PyLandUsePlugin.GKGenerationAttractionScenario

class GKGenerationAttractionScenario

The scenario of a trip for Generation/Attraction models.

Details

Requires a time period, one or more than one trip purpose and, optionally, the transportation modes.

It requires also a data group used to select what variables will be used in the calculation. The group allows the selection of Current or Future data (any data by socio-economical scenario).
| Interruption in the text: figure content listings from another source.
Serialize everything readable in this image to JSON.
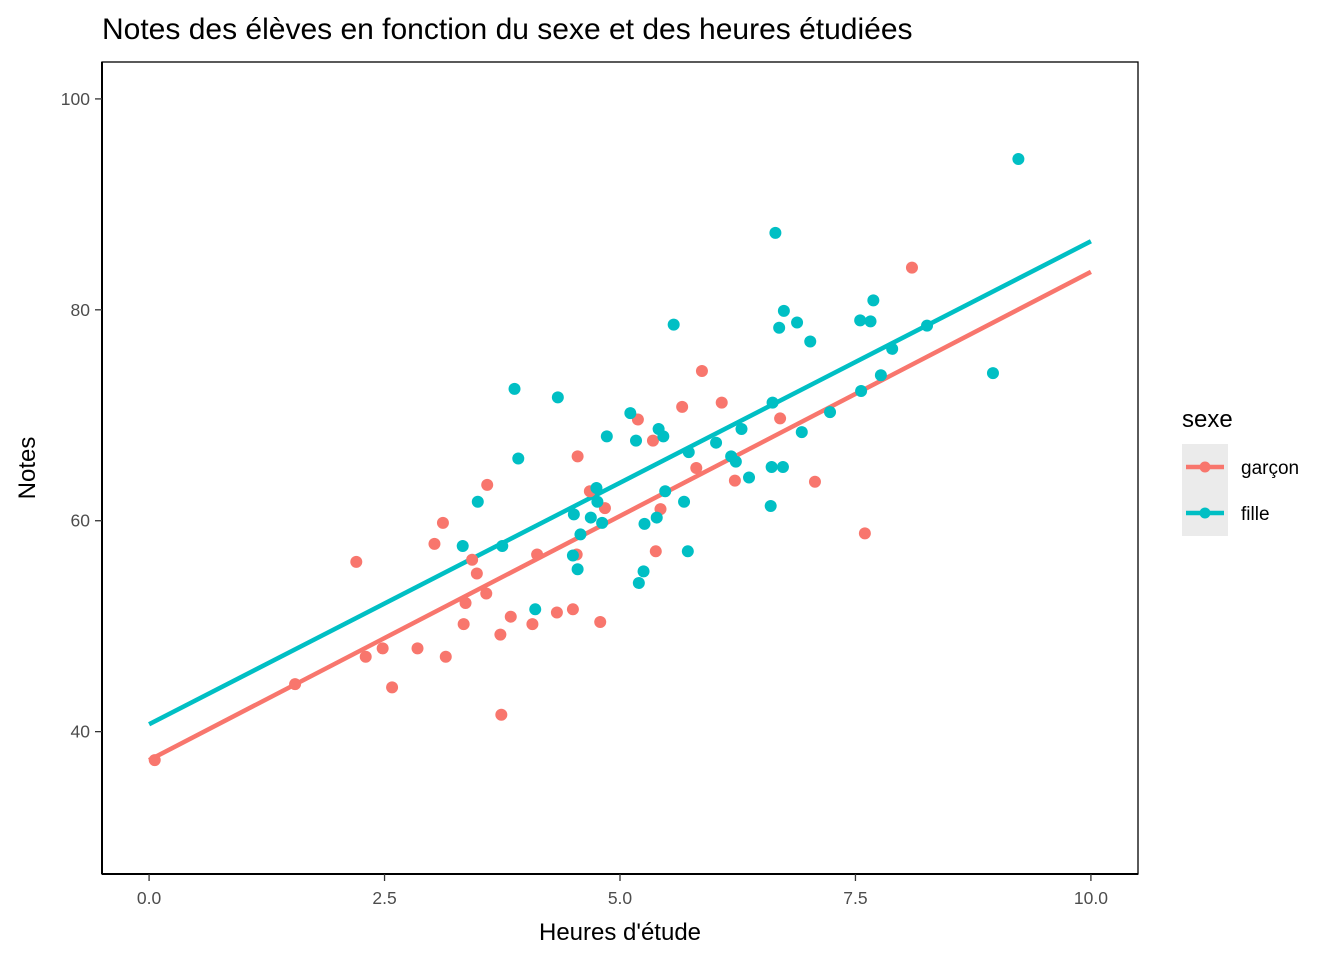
{
  "chart_data": {
    "type": "scatter",
    "title": "Notes des élèves en fonction du sexe et des heures étudiées",
    "xlabel": "Heures d'étude",
    "ylabel": "Notes",
    "xlim": [
      -0.5,
      10.5
    ],
    "ylim": [
      26.5,
      103.5
    ],
    "xticks": [
      0,
      2.5,
      5,
      7.5,
      10
    ],
    "xtick_labels": [
      "0.0",
      "2.5",
      "5.0",
      "7.5",
      "10.0"
    ],
    "yticks": [
      40,
      60,
      80,
      100
    ],
    "ytick_labels": [
      "40",
      "60",
      "80",
      "100"
    ],
    "grid": false,
    "legend": {
      "title": "sexe",
      "position": "right"
    },
    "series": [
      {
        "name": "garçon",
        "color": "#F8766D",
        "fit": {
          "x": [
            0.0,
            10.0
          ],
          "y": [
            37.3,
            83.6
          ]
        },
        "points": [
          [
            0.06,
            37.3
          ],
          [
            1.55,
            44.5
          ],
          [
            2.2,
            56.1
          ],
          [
            2.3,
            47.1
          ],
          [
            2.48,
            47.9
          ],
          [
            2.58,
            44.2
          ],
          [
            2.85,
            47.9
          ],
          [
            3.03,
            57.8
          ],
          [
            3.12,
            59.8
          ],
          [
            3.15,
            47.1
          ],
          [
            3.34,
            50.2
          ],
          [
            3.36,
            52.2
          ],
          [
            3.43,
            56.3
          ],
          [
            3.48,
            55.0
          ],
          [
            3.58,
            53.1
          ],
          [
            3.59,
            63.4
          ],
          [
            3.73,
            49.2
          ],
          [
            3.74,
            41.6
          ],
          [
            3.84,
            50.9
          ],
          [
            4.07,
            50.2
          ],
          [
            4.12,
            56.8
          ],
          [
            4.33,
            51.3
          ],
          [
            4.5,
            51.6
          ],
          [
            4.54,
            56.8
          ],
          [
            4.55,
            66.1
          ],
          [
            4.68,
            62.8
          ],
          [
            4.79,
            50.4
          ],
          [
            4.84,
            61.2
          ],
          [
            5.19,
            69.6
          ],
          [
            5.35,
            67.6
          ],
          [
            5.38,
            57.1
          ],
          [
            5.43,
            61.1
          ],
          [
            5.66,
            70.8
          ],
          [
            5.81,
            65.0
          ],
          [
            5.87,
            74.2
          ],
          [
            6.08,
            71.2
          ],
          [
            6.22,
            63.8
          ],
          [
            6.7,
            69.7
          ],
          [
            7.07,
            63.7
          ],
          [
            7.6,
            58.8
          ],
          [
            8.1,
            84.0
          ]
        ]
      },
      {
        "name": "fille",
        "color": "#00BFC4",
        "fit": {
          "x": [
            0.0,
            10.0
          ],
          "y": [
            40.7,
            86.5
          ]
        },
        "points": [
          [
            3.33,
            57.6
          ],
          [
            3.49,
            61.8
          ],
          [
            3.75,
            57.6
          ],
          [
            3.88,
            72.5
          ],
          [
            3.92,
            65.9
          ],
          [
            4.1,
            51.6
          ],
          [
            4.34,
            71.7
          ],
          [
            4.5,
            56.7
          ],
          [
            4.51,
            60.6
          ],
          [
            4.55,
            55.4
          ],
          [
            4.58,
            58.7
          ],
          [
            4.69,
            60.3
          ],
          [
            4.75,
            63.1
          ],
          [
            4.76,
            61.8
          ],
          [
            4.81,
            59.8
          ],
          [
            4.86,
            68.0
          ],
          [
            5.11,
            70.2
          ],
          [
            5.17,
            67.6
          ],
          [
            5.2,
            54.1
          ],
          [
            5.25,
            55.2
          ],
          [
            5.26,
            59.7
          ],
          [
            5.39,
            60.3
          ],
          [
            5.41,
            68.7
          ],
          [
            5.46,
            68.0
          ],
          [
            5.48,
            62.8
          ],
          [
            5.57,
            78.6
          ],
          [
            5.68,
            61.8
          ],
          [
            5.72,
            57.1
          ],
          [
            5.73,
            66.5
          ],
          [
            6.02,
            67.4
          ],
          [
            6.18,
            66.1
          ],
          [
            6.23,
            65.6
          ],
          [
            6.29,
            68.7
          ],
          [
            6.37,
            64.1
          ],
          [
            6.6,
            61.4
          ],
          [
            6.61,
            65.1
          ],
          [
            6.62,
            71.2
          ],
          [
            6.65,
            87.3
          ],
          [
            6.69,
            78.3
          ],
          [
            6.73,
            65.1
          ],
          [
            6.74,
            79.9
          ],
          [
            6.88,
            78.8
          ],
          [
            6.93,
            68.4
          ],
          [
            7.02,
            77.0
          ],
          [
            7.23,
            70.3
          ],
          [
            7.55,
            79.0
          ],
          [
            7.56,
            72.3
          ],
          [
            7.66,
            78.9
          ],
          [
            7.69,
            80.9
          ],
          [
            7.77,
            73.8
          ],
          [
            7.89,
            76.3
          ],
          [
            8.26,
            78.5
          ],
          [
            8.96,
            74.0
          ],
          [
            9.23,
            94.3
          ]
        ]
      }
    ]
  }
}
Inheritance diagram of PyLandUsePlugin.GKGenerationAttractionScenario

Synopsis

Methods

Note

This documentation may contain snippets that were automatically translated from C++ to Python. We always welcome contributions to the snippet translation. If you see an issue with the translation, you can also let us know by creating a ticket on https:/bugreports.qt.io/projects/PYSIDE

__init__()
addMode(mode)
Parameters:

modeGKTransportationMode

Adds a mode.

addPurpose(purpose)
Parameters:

purposeGKTripPurpose

Adds a purpose.

aggregatingModes()
Return type:

bool

Returns whether the algorithm should aggregate mode data

getAverageCarOwnership()
Return type:

float

The average car ownership factor.

getCAModelFunction()
Return type:

GKFunctionCost

Get the Car availability Model Function

getCarModeCA()
Return type:

GKTransportationMode

Get the mode considered car for the CA/NCA split

getDataGroup()
Return type:

GKGenerationAttractionDataSet

The data group to consider.

getDisaggregateModes()
Return type:

.list of GKTransportationMode

get disaggregate modes belonging to aggregate mode

getElasticityCarOwnership()
Return type:

float

The elasticity factor.

getInfluenceCO()
Return type:

int

Gets the transportation mode to be influenced by car ownership

getModes()
Return type:

.list of GKTransportationMode

Modes to consider, including transit and walking. Can be empty.

getPurposes()
Return type:

.list of GKTripPurpose

Purposes to consider.

getStoreOutput()
Return type:

bool

Gets whether the Generation Attraction outputs are set to be stored in the database.

getSubAreasBalancing()
Return type:

GKGroupingType

getTimePeriod()
Return type:

GKTimePeriod

The time period to consider.

removeMode(mode)
Parameters:

modeGKTransportationMode

Removes a mode.

removePurpose(purpose)
Parameters:

purposeGKTripPurpose

Removes a purpose.

setAggregateModes(iAggregate)
Parameters:

iAggregate – bool

Configures the algorithm to aggregate mode data

setAverageCarOwnership(_factor)
Parameters:

_factor – float

The average car ownership factor.

setCAModelFunction(iFunction)
Parameters:

iFunctionGKFunctionCost

Set the Car availability Model Function

setCarModeCA(iMode)
Parameters:

iModeGKTransportationMode

Set the mode considered car for the CA/NCA split

setDataGroup(dataGroup)
Parameters:

dataGroupGKGenerationAttractionDataSet

The data group to consider.

setDisaggregateModes(iModes)
Parameters:

iModes – .list of GKTransportationMode

Set disaggregate modes belonging to aggregate mode

setElasticityCarOwnership(_factor)
Parameters:

_factor – float

The elasticity factor.

setInfluenceCO(iMode)
Parameters:

iMode – int

Sets the transportation mode to be influenced by car ownership

setModes(aModes)
Parameters:

aModes – .list of GKTransportationMode

Modes to consider, including transit and walking. Can be empty.

setPurposes(purposes)
Parameters:

purposes – .list of GKTripPurpose

Purposes to consider.

setStoreOutput(iValue)
Parameters:

iValue – bool

Sets the Generation Attraction outputs to be stored in the database or not.

setSubAreasBalancing(iGroupingType)
Parameters:

iGroupingTypeGKGroupingType

setTimePeriod(period)
Parameters:

periodGKTimePeriod

The time period to consider.

setUseCA(_state)
Parameters:

_state – bool

Sets if Car Availability operations must be performed.

usingCA()
Return type:

bool

return true if Car Availability operations are requested, false if not.